Friday, July 25, 2008

Long time Coastal Resident Bob Hays.

                    

We residents of small coastal towns and villages on the Central Oregon coast all know some residents that have lived in them for decades. Being on the Western edge of the country these folks settled in what was once the frontier and in many cases the Wild West. It was before there was even a highway that connected the northern Oregon coast with the southern Oregon coast. It was way before modern devices such as phones and televisions became staples in everyone’s home, and walking was a way of life, not just a way to stay fit!

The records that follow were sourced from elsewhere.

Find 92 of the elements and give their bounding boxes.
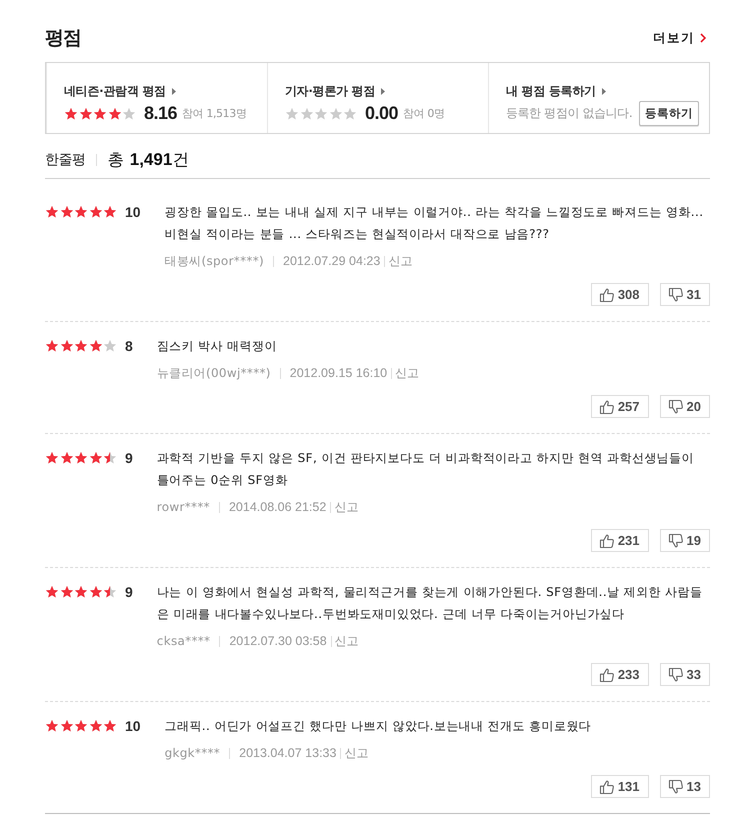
- star-icon: [45, 339, 59, 353]
- thumbs-up-icon: [598, 532, 615, 548]
- thumbs-down-icon: [668, 398, 684, 414]
- caret-right-icon: [381, 88, 386, 95]
- review-score: 9: [125, 450, 133, 466]
- star-icon: [45, 451, 59, 465]
- star-icon: [60, 719, 74, 733]
- dislike-button[interactable]: 33: [660, 663, 710, 686]
- star-icon: [122, 106, 136, 120]
- star-icon: [103, 585, 117, 599]
- star-icon: [74, 719, 88, 733]
- review-text: 나는 이 영화에서 현실성 과학적, 물리적근거를 찾는게 이해가안된다. SF영환데..날 제외한 사람들은 미래를 내다볼수있나보다..두번봐도재미있었다. 근데 너무 다죽이는거아닌가싶다: [156, 584, 704, 623]
- star-icon: [285, 106, 299, 120]
- star-icon: [45, 719, 59, 733]
- average-score: 8.16: [144, 103, 178, 124]
- thumbs-down-icon: [668, 532, 684, 548]
- empty-rating-message: 등록한 평점이 없습니다.: [506, 105, 632, 122]
- review-text: 짐스키 박사 매력쟁이: [156, 338, 278, 355]
- star-icon: [93, 106, 107, 120]
- rating-category-link[interactable]: 내 평점 등록하기: [506, 82, 606, 100]
- star-icon: [60, 451, 74, 465]
- register-button[interactable]: 등록하기: [639, 101, 699, 126]
- review-score: 8: [125, 338, 133, 354]
- section-title: 평점: [45, 26, 81, 51]
- star-icon: [60, 205, 74, 219]
- review-score: 9: [125, 584, 133, 600]
- section-title: 한줄평: [45, 151, 86, 169]
- review-author: gkgk****: [164, 746, 220, 760]
- thumbs-down-icon: [668, 778, 684, 794]
- star-icon: [300, 106, 314, 120]
- star-icon: [74, 339, 88, 353]
- like-button[interactable]: 233: [590, 663, 649, 686]
- star-icon: [328, 106, 342, 120]
- star-icon: [74, 205, 88, 219]
- review-author: cksa****: [156, 634, 210, 648]
- star-icon: [78, 106, 92, 120]
- review-text: 과학적 기반을 두지 않은 SF, 이건 판타지보다도 더 비과학적이라고 하지만 현역 과학선생님들이 틀어주는 0순위 SF영화: [156, 450, 695, 489]
- star-icon: [45, 585, 59, 599]
- participant-count: 참여 1,513명: [182, 106, 246, 121]
- caret-right-icon: [172, 88, 176, 95]
- star-icon: [343, 106, 357, 120]
- star-icon: [74, 585, 88, 599]
- star-icon: [88, 339, 102, 353]
- more-link[interactable]: 더보기: [653, 30, 706, 46]
- like-button[interactable]: 131: [590, 775, 649, 798]
- rating-category-link[interactable]: 기자·평론가 평점: [285, 82, 386, 100]
- star-icon: [88, 205, 102, 219]
- star-icon: [108, 106, 122, 120]
- dislike-button[interactable]: 31: [660, 283, 710, 306]
- review-author: 태봉씨(spor****): [164, 252, 264, 270]
- thumbs-up-icon: [598, 666, 615, 682]
- review-date: 2012.07.30 03:58: [229, 634, 327, 648]
- review-date: 2012.09.15 16:10: [290, 366, 388, 380]
- like-button[interactable]: 308: [590, 283, 649, 306]
- star-icon: [74, 451, 88, 465]
- dislike-button[interactable]: 13: [660, 775, 710, 798]
- like-button[interactable]: 257: [590, 395, 649, 418]
- review-author: rowr****: [156, 500, 210, 514]
- review-text: 그래픽.. 어딘가 어설프긴 했다만 나쁘지 않았다.보는내내 전개도 흥미로웠다: [164, 718, 592, 735]
- star-icon: [103, 205, 117, 219]
- review-text: 굉장한 몰입도.. 보는 내내 실제 지구 내부는 이럴거야.. 라는 착각을 느낄정도로 빠져드는 영화... 비현실 적이라는 분들 ... 스타워즈는 현실적이라서 대작으로 남음???: [164, 204, 704, 243]
- star-icon: [88, 585, 102, 599]
- star-icon: [88, 719, 102, 733]
- star-icon: [45, 205, 59, 219]
- chevron-right-icon: [700, 33, 706, 43]
- star-icon: [103, 451, 117, 465]
- star-icon: [64, 106, 78, 120]
- thumbs-up-icon: [598, 778, 615, 794]
- review-score: 10: [125, 204, 141, 220]
- rating-category-link[interactable]: 네티즌·관람객 평점: [64, 82, 176, 100]
- star-icon: [103, 719, 117, 733]
- like-button[interactable]: 231: [590, 529, 649, 552]
- dislike-button[interactable]: 19: [660, 529, 710, 552]
- caret-right-icon: [602, 88, 606, 95]
- dislike-button[interactable]: 20: [660, 395, 710, 418]
- star-icon: [103, 339, 117, 353]
- thumbs-down-icon: [668, 286, 684, 302]
- star-icon: [60, 585, 74, 599]
- review-date: 2012.07.29 04:23: [283, 254, 380, 268]
- star-icon: [314, 106, 328, 120]
- thumbs-down-icon: [668, 666, 684, 682]
- review-date: 2013.04.07 13:33: [239, 746, 336, 760]
- thumbs-up-icon: [598, 398, 615, 414]
- thumbs-up-icon: [598, 286, 615, 302]
- star-icon: [60, 339, 74, 353]
- average-score: 0.00: [365, 103, 398, 124]
- review-date: 2014.08.06 21:52: [228, 500, 326, 514]
- star-icon: [88, 451, 102, 465]
- review-score: 10: [125, 718, 141, 734]
- review-author: 뉴클리어(00wj****): [156, 364, 271, 382]
- review-count: 총 1,491건: [108, 149, 190, 171]
- participant-count: 참여 0명: [403, 106, 445, 121]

Sadly many of these residents have left us and their remaining population is dwindling, but it’s important to remember what these fine people were like and the way they treated their families and land. Their lives seem light years from lives today even though we still live where they began. One such resident was Bob Hays of Yachats who passed away recently at the age of 88. Born in 1920, he died at his Yachats home of 57 years.

I knew met Bob while researching for an article from remembrances he’d written for a collection titled “The Valley Called Home: The Yachats River Valley” by Joseph Carson and Vivian Stevens. He told me many stories and historical tales of his beloved Yachats and they were all fantastic.

I’m going to share with you one of his remembrances which appeared in “Groundwaters” ; a grassroots, community-oriented literary quarterly from Veneta, Oregon when his niece Judy Hays-Eberts was the Editor and Publisher. She set up the story and read it at Bob’s recent Celebration of Life. “Bob loved to roam feely though the wood of the ridges and hills of the Yachats River valley.” She said. “Trapping was a mainstay for the family through the years and in 1934, the boys, Bob and his brothers, built a log cabin up the North Fork of the Yachats River. The cabin was built to allow all of them to hunt and trap for the winter.” In that remembrance Bob wrote; “We put in a garden and camped out while constructing the cabin. Our food consisted of venison, fish, and vegetables form the garden, plus a lot of good biscuits that Dad whipped up for us. The cabin was located at the bottom of a steep hill. We went up the hill, fell the trees we needed, peeled them, and cut them into logs. Then we skidded them down the hill to the site. We built the foundation out of poles, and then rolled the logs into place by leaning two poles on the back of the cabin, and rolling them in by hand.  After the walls were in place, we cut rafters from poles, shakes from a cedar log, and took 1x12’s from an abandoned building for flooring. The flooring was the only sawed lumber in the cabin. For windows, we went up to the cabin at the headwaters of Cummins Creek which Dad had built in 1916, and took those windows to use for our new cabin.  We had to pack those windows for five miles on our backs. It was mighty tough work, but it was necessary to close in the cabin. The only items we had to buy were nails for the shake roof, hinges for the door, a roof jack for the stove pipe, and a roll of tar paper for the floor to keep the cold out.”

As I watched the assembled crowd listen to the story I realized how lucky all of us are to have had those kind of hard working, good people living here on the Central Oregon coast.